Electronic mail is a ubiquitous communication medium that carries an enormous amount of information. The number of transmitted messages and the importance of information they carry result in a lot of email being archived. This may happen intentionally – e.g., the U.S. National Archives preserves emails as public records of government activity – or unintentionally – emails do tend to “simply accumulate” in our mailboxes. Access to email collections can provide unique insights into the actions of people who sent and received the messages. For example, imagine a social scientist looking at National Security Council emails for background information on how a policy decision was made; imagine a biographer accessing the email archive of a prominent scientist to find her role in a seminal discovery; or imagine an individual perusing his own personal email collection to remember how papers were selected for some old workshop.
Providing effective access to email collections poses challenges for traditional search-based information retrieval because individual messages might not be understandable without insight into the context in which they were generated -- context might not be readily apparent in a list of emails ranked by topical relevance to a query. What is needed is a way to “retrieve” and make sense of that context. Some context is encoded in the email structure (e.g., subject-based threading), other useful clues might be provided by the identity of the sender and the recipient(s) (if their roles are understood), and the pattern of email exchange over time might also offer insight. Thus the problem of access to email collections inherently depends on object-object and object-time dependencies, relationships that are already widely used for hyperlink-based access and information filtering, respectively.
eArchivarius is a system for accessing email archives that combines ranked retrieval with cluster-based and time-based navigation. Presently we have the system running on a collection of emails from the National Security Council from the Iran-Contra period (1985-1987). The system represents two classes of objects directly: people and messages. Both are modeled as semi-structured data: a set of fields with free text content. eArchivarius automatically extracts the information about the people from the messages during the indexing stage.
A user performing a traditional topic-oriented search in a email collection will end up with a list of ranked messages that resemble a disjoint set of fragments from conversations. Suppose the user finds an interesting message and wishes to see more context. A well-known strategy is to follow up and down a thread constructed using some combination of reply-to links and subject field analysis. Threads discovered in this way can be useful, but they are often unreliable because people tend to join and split threads in ways that are not easily modeled. For example, when writing a new message, reply to an old message might be used as an easy way to capture the address.

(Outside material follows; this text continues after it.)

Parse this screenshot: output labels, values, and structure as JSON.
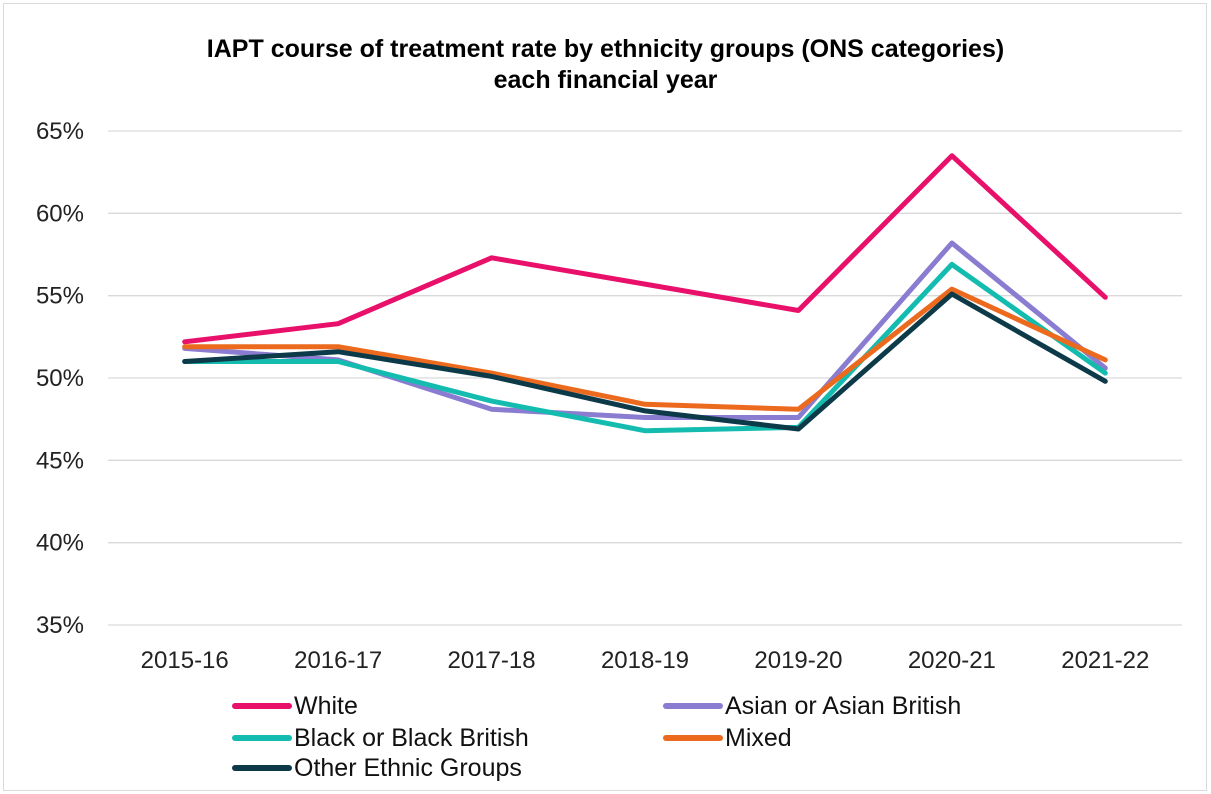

In addition to threading, eArchivarius uses a cluster-based visualization that depicts messages (or people) as spheres floating in space and positioned in proportion to inter-object similarity. Similar objects (according to some measure) are depicted close together, unrelated objects appear far apart. eArchivarius allows the user to choose a similarity function depending on the type of context that they wish to explore. For example, messages can be clustered based on their content similarity or based on the similarity of their intended audience. Similarly, people can be visualized based on content similarity in messages that they wrote, content similarity in messages that they received, or the number of messages they exchanged with each other user. The latter approach results in an activity chart that can support social network analysis to gain insight into the roles people play in an organization. The other visualization tool in eArchivarius is a timeline. Depicting messages on a timeline may, for example, help identify patterns of activity that visualization that is aggregated over an extended period would obscure.